Notre relation au temps est extrêmement complexe. On passe son temps à gagner du temps et en même temps à en manquer. La modernité se caractérise par l'accélération. Les innovations techniques ne permettent pas de dégager du temps pour les individus. Au contraire : il semble qu'en nous efforçant de gagner du temps nous nous retrouvions sans cesse perdants. L'accélération n'est pas subjective, c'est une tendance avérée, objective. Il y a l'accélération technologique, mais aussi l'accélération sociale, les changements (relationnels, technologiques, vestimentaires, ou autres) qui s'imposent de plus en plus vite (un phénomène qui se remarque évidemment davantage dans les milieux urbains que ruraux). Les rythmes se succèdent à tel point que le présent se rétrécit. Il n'y a plus de place pour le vide, ou l'ennui, tout doit être comblé.
Le paradoxe, c'est que plus on gagne du temps, et plus on a l'impression d'en manquer. Parce qu'il y a toujours plus de tâches à assumer au fur et à mesure qu'elles demandent moins de temps. Idem pour les transports : on gagne du temps, mais ce temps nous sert à faire des trajets toujours plus longs ou lointains. Cette tendance remonte, d'après Hartmut Rosa, à la fin du XVIIe siècle et s'explique par l'émergence du capitalisme moderne. Dans le capitalisme, le temps et l'argent sont liés. Il y a une course à la vitesse, pour arriver premier dans le jeu de la croissance. Autre hypothèse de H. Rosa : la perte de pouvoir des religions et de la croyance en une vie future, impliquerait que l'on doive se dépêcher de faire, de conquérir pour parvenir à un maximum d'objectifs durant la durée de notre existence. La qualité de notre vie dépend donc de la quantité de ce que nous parvenons à réaliser. Ainsi, même notre temps libre devient un bien à capitaliser pour en tirer un maximum de profit avant notre mort. Même la méditation, en tant que moment rare et précieux, doit être rentabilisée et devenir un "super" moment de détente (quand elle n'est pas utilisée pour parvenir à aller plus vite dans la vie courante).
H.R. relève également la désynchronisation qu'il existe entre les différentes temporalités : par exemple, celle de la nature et celle de la société avec ses exigences (on abat de arbres, on puise dans les ressources de la mer plus vite que la nature ne peut le faire pour se reconstituer). Il en va de même pour le rythme des processus démocratiques et les impulsions technologiques. Les tensions entre les besoins de la démocratie et les exigences des marchés. Avec cette désynchronisation nait l'aliénation, qui nous éloigne de la "vie bonne". Le monde ne nous parle plus, il ne résonne plus en nous. L'auteur définit l'aliénation comme "une mauvaise manière d'être au monde".
Quant à notre société dite de consommation, on n'a même plus le temps de consommer : il nous faut obtenir un livre, un CD, parce qu'on en parle, parce qu'il le faut pour être dans la tendance, mais les lire, les écouter, ça prend du temps que l'on n'a pas. Donc : on stocke, on thésaurise sur sa PAL/PAE. On n'a plus le temps de s'approprier ses possessions, pas plus qu'on n'a le temps de s'approprier les relations.

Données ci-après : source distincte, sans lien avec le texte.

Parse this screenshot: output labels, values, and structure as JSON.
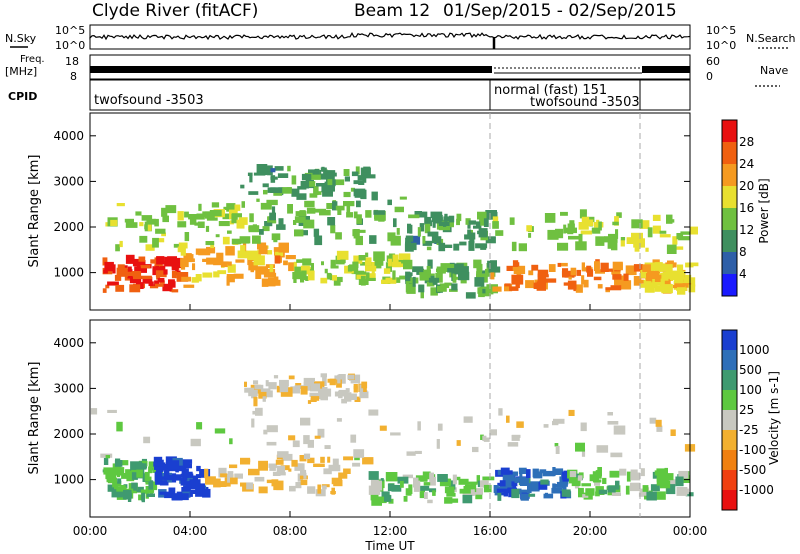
{
  "header": {
    "title": "Clyde River (fitACF)",
    "beam": "Beam 12",
    "date_range": "01/Sep/2015 - 02/Sep/2015"
  },
  "status_panel": {
    "nsky_label": "N.Sky",
    "nsearch_label": "N.Search",
    "freq_label_1": "Freq.",
    "freq_label_2": "[MHz]",
    "nave_label": "Nave",
    "cpid_label": "CPID",
    "left_ticks_top": [
      "10^5",
      "10^0"
    ],
    "right_ticks_top": [
      "10^5",
      "10^0"
    ],
    "left_ticks_freq": [
      "18",
      "8"
    ],
    "right_ticks_nave": [
      "60",
      "0"
    ],
    "cpid_segments": [
      {
        "label": "twofsound -3503",
        "start_hour": 0,
        "end_hour": 16
      },
      {
        "label": "normal (fast) 151",
        "start_hour": 16,
        "end_hour": 22
      },
      {
        "label": "twofsound -3503",
        "start_hour": 16,
        "end_hour": 22
      }
    ]
  },
  "x_axis": {
    "label": "Time UT",
    "tick_labels": [
      "00:00",
      "04:00",
      "08:00",
      "12:00",
      "16:00",
      "20:00",
      "00:00"
    ],
    "tick_hours": [
      0,
      4,
      8,
      12,
      16,
      20,
      24
    ],
    "range_hours": [
      0,
      24
    ],
    "dashed_markers_hours": [
      16,
      22
    ]
  },
  "power_panel": {
    "ylabel": "Slant Range [km]",
    "ytick_labels": [
      "1000",
      "2000",
      "3000",
      "4000"
    ],
    "colorbar_label": "Power [dB]",
    "colorbar_ticks": [
      "4",
      "8",
      "12",
      "16",
      "20",
      "24",
      "28"
    ],
    "colorbar_colors": [
      "#1a1aff",
      "#2e5fa8",
      "#3f8f5f",
      "#6fc040",
      "#e8e030",
      "#f59a20",
      "#f06010",
      "#e81010"
    ]
  },
  "velocity_panel": {
    "ylabel": "Slant Range [km]",
    "ytick_labels": [
      "1000",
      "2000",
      "3000",
      "4000"
    ],
    "colorbar_label": "Velocity [m s-1]",
    "colorbar_ticks": [
      "1000",
      "500",
      "100",
      "25",
      "-25",
      "-100",
      "-500",
      "-1000"
    ],
    "colorbar_colors": [
      "#1a3fd0",
      "#2e6fb8",
      "#3f9a70",
      "#5ec840",
      "#c8c8c0",
      "#f2b030",
      "#f08010",
      "#f04010",
      "#e81010"
    ]
  },
  "chart_data": {
    "type": "heatmap",
    "title": "Clyde River (fitACF)",
    "xlabel": "Time UT",
    "ylabel": "Slant Range [km]",
    "xlim": [
      0,
      24
    ],
    "ylim": [
      180,
      4500
    ],
    "grid": false,
    "panels": [
      {
        "name": "Power",
        "unit": "dB",
        "scale": [
          0,
          30
        ],
        "bands": [
          {
            "t0": 0.5,
            "t1": 3.5,
            "r0": 600,
            "r1": 1300,
            "v": 26
          },
          {
            "t0": 3.5,
            "t1": 8.0,
            "r0": 700,
            "r1": 1600,
            "v": 20
          },
          {
            "t0": 8.0,
            "t1": 12.5,
            "r0": 800,
            "r1": 1400,
            "v": 14
          },
          {
            "t0": 12.5,
            "t1": 16.0,
            "r0": 500,
            "r1": 1200,
            "v": 12
          },
          {
            "t0": 16.0,
            "t1": 22.0,
            "r0": 600,
            "r1": 1200,
            "v": 22
          },
          {
            "t0": 22.0,
            "t1": 24.0,
            "r0": 600,
            "r1": 1200,
            "v": 18
          },
          {
            "t0": 0.5,
            "t1": 6.5,
            "r0": 1500,
            "r1": 2500,
            "v": 14
          },
          {
            "t0": 6.5,
            "t1": 12.5,
            "r0": 1700,
            "r1": 2700,
            "v": 12
          },
          {
            "t0": 12.5,
            "t1": 16.0,
            "r0": 1500,
            "r1": 2300,
            "v": 10
          },
          {
            "t0": 16.0,
            "t1": 24.0,
            "r0": 1500,
            "r1": 2300,
            "v": 14
          },
          {
            "t0": 6.0,
            "t1": 11.0,
            "r0": 2700,
            "r1": 3300,
            "v": 10
          }
        ]
      },
      {
        "name": "Velocity",
        "unit": "m s-1",
        "scale": [
          -1000,
          1000
        ],
        "bands": [
          {
            "t0": 0.5,
            "t1": 2.5,
            "r0": 600,
            "r1": 1400,
            "v": 300
          },
          {
            "t0": 2.5,
            "t1": 4.5,
            "r0": 600,
            "r1": 1400,
            "v": 900
          },
          {
            "t0": 4.5,
            "t1": 11.0,
            "r0": 700,
            "r1": 1500,
            "v": -150
          },
          {
            "t0": 11.0,
            "t1": 16.0,
            "r0": 500,
            "r1": 1100,
            "v": 200
          },
          {
            "t0": 16.0,
            "t1": 19.0,
            "r0": 600,
            "r1": 1200,
            "v": 700
          },
          {
            "t0": 19.0,
            "t1": 24.0,
            "r0": 600,
            "r1": 1200,
            "v": 200
          },
          {
            "t0": 0.0,
            "t1": 24.0,
            "r0": 1500,
            "r1": 2500,
            "v": 0
          },
          {
            "t0": 6.0,
            "t1": 11.0,
            "r0": 2700,
            "r1": 3300,
            "v": -60
          }
        ]
      }
    ]
  }
}
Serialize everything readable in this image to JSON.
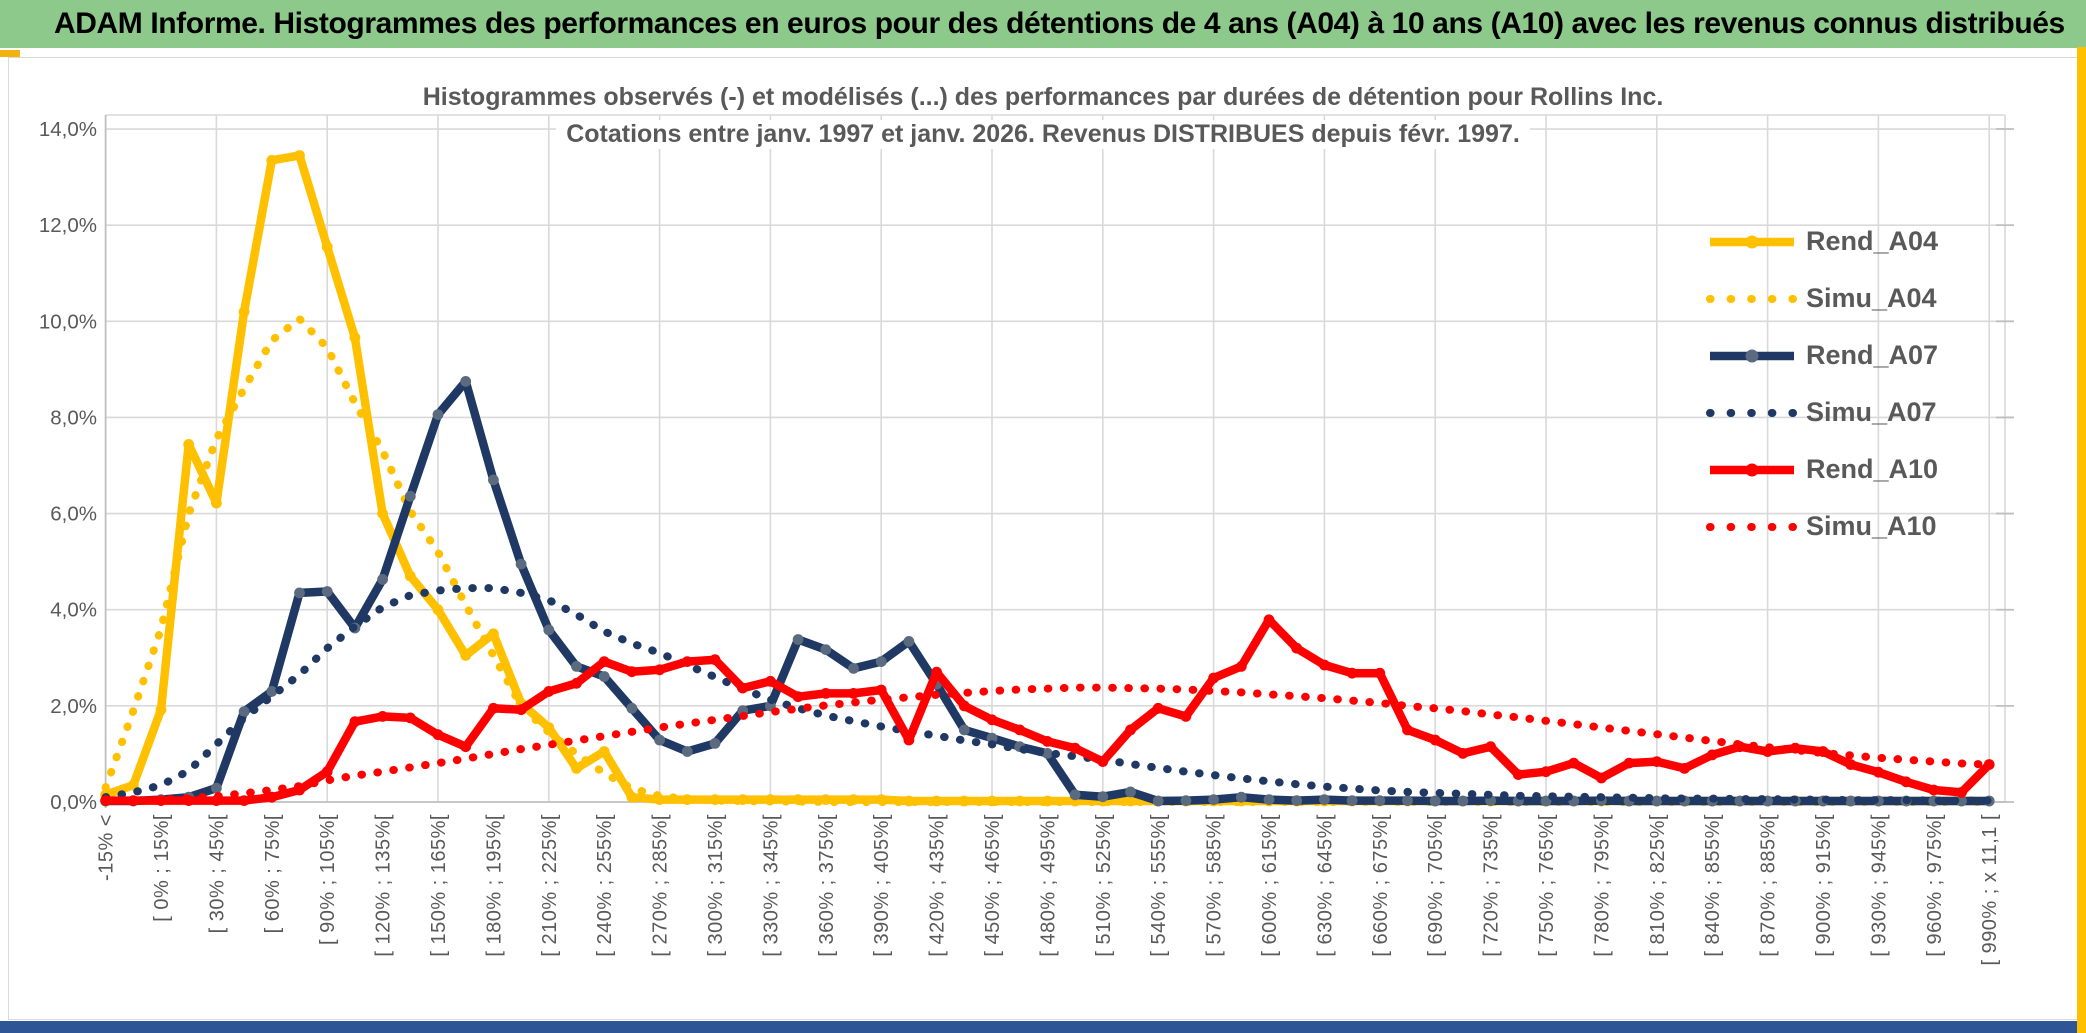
{
  "header": {
    "title": "ADAM Informe. Histogrammes des performances en euros pour des détentions de 4 ans (A04) à 10 ans (A10) avec les revenus connus distribués"
  },
  "chart_data": {
    "type": "line",
    "title_line1": "Histogrammes observés (-) et modélisés (...) des performances par durées de détention pour Rollins Inc.",
    "title_line2": "Cotations entre janv. 1997 et janv. 2026. Revenus DISTRIBUES depuis févr. 1997.",
    "ylim": [
      0,
      14
    ],
    "grid": true,
    "legend_position": "right",
    "ytick_labels": [
      "0,0%",
      "2,0%",
      "4,0%",
      "6,0%",
      "8,0%",
      "10,0%",
      "12,0%",
      "14,0%"
    ],
    "categories": [
      "-15% <",
      "[ 0% ; 15%[",
      "[ 30% ; 45%[",
      "[ 60% ; 75%[",
      "[ 90% ; 105%[",
      "[ 120% ; 135%[",
      "[ 150% ; 165%[",
      "[ 180% ; 195%[",
      "[ 210% ; 225%[",
      "[ 240% ; 255%[",
      "[ 270% ; 285%[",
      "[ 300% ; 315%[",
      "[ 330% ; 345%[",
      "[ 360% ; 375%[",
      "[ 390% ; 405%[",
      "[ 420% ; 435%[",
      "[ 450% ; 465%[",
      "[ 480% ; 495%[",
      "[ 510% ; 525%[",
      "[ 540% ; 555%[",
      "[ 570% ; 585%[",
      "[ 600% ; 615%[",
      "[ 630% ; 645%[",
      "[ 660% ; 675%[",
      "[ 690% ; 705%[",
      "[ 720% ; 735%[",
      "[ 750% ; 765%[",
      "[ 780% ; 795%[",
      "[ 810% ; 825%[",
      "[ 840% ; 855%[",
      "[ 870% ; 885%[",
      "[ 900% ; 915%[",
      "[ 930% ; 945%[",
      "[ 960% ; 975%[",
      "[ 990% ; x 11,1 ["
    ],
    "points_per_category": 2,
    "series": [
      {
        "name": "Rend_A04",
        "style": "solid",
        "color": "#FFC000",
        "marker_color": "#FFC000",
        "values": [
          0.15,
          0.35,
          1.92,
          7.44,
          6.22,
          10.2,
          13.35,
          13.45,
          11.55,
          9.66,
          6.0,
          4.7,
          4.0,
          3.05,
          3.5,
          2.05,
          1.55,
          0.7,
          1.05,
          0.1,
          0.05,
          0.05,
          0.05,
          0.05,
          0.05,
          0.05,
          0.05,
          0.05,
          0.05,
          0.02,
          0.02,
          0.02,
          0.02,
          0.02,
          0.02,
          0.02,
          0.02,
          0.02,
          0.02,
          0.02,
          0.02,
          0.02,
          0.02,
          0.02,
          0.02,
          0.02,
          0.02,
          0.02,
          0.02,
          0.02,
          0.02,
          0.02,
          0.02,
          0.02,
          0.02,
          0.02,
          0.02,
          0.02,
          0.02,
          0.02,
          0.02,
          0.02,
          0.02,
          0.02,
          0.02,
          0.02,
          0.02,
          0.02,
          0.02
        ]
      },
      {
        "name": "Simu_A04",
        "style": "dotted",
        "color": "#FFC000",
        "marker_color": "#FFC000",
        "values": [
          0.3,
          1.9,
          3.6,
          6.0,
          7.55,
          8.6,
          9.6,
          10.05,
          9.45,
          8.3,
          7.3,
          6.05,
          5.2,
          4.1,
          3.05,
          2.0,
          1.45,
          1.0,
          0.6,
          0.28,
          0.13,
          0.06,
          0.03,
          0.02,
          0.01,
          0.01,
          0,
          0,
          0,
          0,
          0,
          0,
          0,
          0,
          0,
          0,
          0,
          0,
          0,
          0,
          0,
          0,
          0,
          0,
          0,
          0,
          0,
          0,
          0,
          0,
          0,
          0,
          0,
          0,
          0,
          0,
          0,
          0,
          0,
          0,
          0,
          0,
          0,
          0,
          0,
          0,
          0,
          0,
          0
        ]
      },
      {
        "name": "Rend_A07",
        "style": "solid",
        "color": "#1F3864",
        "marker_color": "#5B6B7F",
        "values": [
          0.02,
          0.02,
          0.05,
          0.1,
          0.29,
          1.88,
          2.3,
          4.35,
          4.38,
          3.62,
          4.63,
          6.36,
          8.06,
          8.75,
          6.7,
          4.95,
          3.58,
          2.82,
          2.61,
          1.95,
          1.29,
          1.05,
          1.22,
          1.9,
          2.0,
          3.38,
          3.17,
          2.78,
          2.92,
          3.34,
          2.45,
          1.5,
          1.33,
          1.15,
          1.01,
          0.15,
          0.11,
          0.21,
          0.02,
          0.03,
          0.05,
          0.1,
          0.05,
          0.03,
          0.05,
          0.03,
          0.03,
          0.03,
          0.02,
          0.02,
          0.03,
          0.02,
          0.02,
          0.02,
          0.03,
          0.02,
          0.02,
          0.02,
          0.02,
          0.02,
          0.02,
          0.02,
          0.02,
          0.02,
          0.02,
          0.02,
          0.02,
          0.02,
          0.02
        ]
      },
      {
        "name": "Simu_A07",
        "style": "dotted",
        "color": "#1F3864",
        "marker_color": "#1F3864",
        "values": [
          0.1,
          0.2,
          0.35,
          0.65,
          1.2,
          1.75,
          2.2,
          2.65,
          3.2,
          3.65,
          4.05,
          4.3,
          4.4,
          4.45,
          4.45,
          4.35,
          4.2,
          3.9,
          3.55,
          3.3,
          3.1,
          2.85,
          2.6,
          2.35,
          2.13,
          1.95,
          1.8,
          1.68,
          1.57,
          1.47,
          1.38,
          1.28,
          1.2,
          1.1,
          1.02,
          0.95,
          0.88,
          0.79,
          0.71,
          0.63,
          0.56,
          0.49,
          0.43,
          0.37,
          0.32,
          0.28,
          0.24,
          0.21,
          0.19,
          0.17,
          0.15,
          0.13,
          0.12,
          0.11,
          0.1,
          0.09,
          0.08,
          0.07,
          0.07,
          0.06,
          0.06,
          0.05,
          0.05,
          0.04,
          0.04,
          0.04,
          0.03,
          0.03,
          0.03
        ]
      },
      {
        "name": "Rend_A10",
        "style": "solid",
        "color": "#FF0000",
        "marker_color": "#FF0000",
        "values": [
          0.03,
          0.03,
          0.03,
          0.03,
          0.03,
          0.03,
          0.1,
          0.25,
          0.63,
          1.67,
          1.78,
          1.75,
          1.4,
          1.15,
          1.95,
          1.92,
          2.3,
          2.47,
          2.92,
          2.71,
          2.75,
          2.92,
          2.96,
          2.37,
          2.51,
          2.19,
          2.26,
          2.26,
          2.33,
          1.29,
          2.7,
          2.0,
          1.71,
          1.5,
          1.26,
          1.12,
          0.84,
          1.5,
          1.95,
          1.78,
          2.58,
          2.82,
          3.79,
          3.2,
          2.85,
          2.68,
          2.68,
          1.5,
          1.29,
          1.01,
          1.15,
          0.57,
          0.63,
          0.81,
          0.5,
          0.81,
          0.84,
          0.7,
          0.98,
          1.15,
          1.05,
          1.12,
          1.05,
          0.78,
          0.62,
          0.42,
          0.25,
          0.2,
          0.78
        ]
      },
      {
        "name": "Simu_A10",
        "style": "dotted",
        "color": "#FF0000",
        "marker_color": "#FF0000",
        "values": [
          0.02,
          0.03,
          0.05,
          0.08,
          0.12,
          0.18,
          0.25,
          0.33,
          0.45,
          0.55,
          0.63,
          0.72,
          0.81,
          0.9,
          1.0,
          1.1,
          1.19,
          1.28,
          1.37,
          1.46,
          1.55,
          1.63,
          1.71,
          1.79,
          1.87,
          1.94,
          2.01,
          2.07,
          2.13,
          2.18,
          2.23,
          2.27,
          2.31,
          2.34,
          2.36,
          2.38,
          2.38,
          2.37,
          2.36,
          2.34,
          2.31,
          2.28,
          2.24,
          2.2,
          2.16,
          2.11,
          2.06,
          2.0,
          1.95,
          1.89,
          1.82,
          1.76,
          1.69,
          1.62,
          1.55,
          1.48,
          1.41,
          1.34,
          1.27,
          1.2,
          1.14,
          1.08,
          1.02,
          0.97,
          0.92,
          0.88,
          0.84,
          0.8,
          0.78
        ]
      }
    ]
  },
  "colors": {
    "header_bg": "#8CC98A",
    "accent_gold": "#FFC000",
    "accent_navy_bar": "#2E5596",
    "gridline": "#D9D9D9",
    "axis_line": "#BFBFBF",
    "text_grey": "#595959"
  }
}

Tout est optimisé et contrôlé : le nombre de pas journaliers, le poids, la TA. Tout doit être accessible (la terre et l'espace compris). Tout doit être maîtrisé. On pense avoir sous notre contrôle nos relations, nos amis joignables même à grande distance, la température de notre logement, nos paiements, mais il suffit que le système informatique tombe en panne et... on ne domine plus rien. Récemment, le Covid nous a montré que la nature n'était pas aussi maîtrisable que nous le pensions. La résonance, c'est un peu comme l'endormissement, plus on cherche à l'attraper et plus elle nous échappe. On peut acheter un safari, un voyage, mais pas un lien avec un lion. La résonance est un lien qui s'établit entre une question et une réponse. Les moments où nous avons été le plus heureux, qui ont le plus compté pour nous sont ceux où les choses n'étaient pas sous notre contrôle : le fait de tomber amoureux, la surprise de voir la neige qui tombe, etc etc.
Hartmut Rosa est un philosophe et sociologue dont la pensée permet de mieux saisir les déraillements de notre époque. A l'appui de sa thèse fouillée (qui pourrait être indigeste au vu de ses quelques 700 pages) il fait appel à des philosophes, des poètes, des musiciens et cela apporte une dimension profondément humaniste à sa démarche analytique.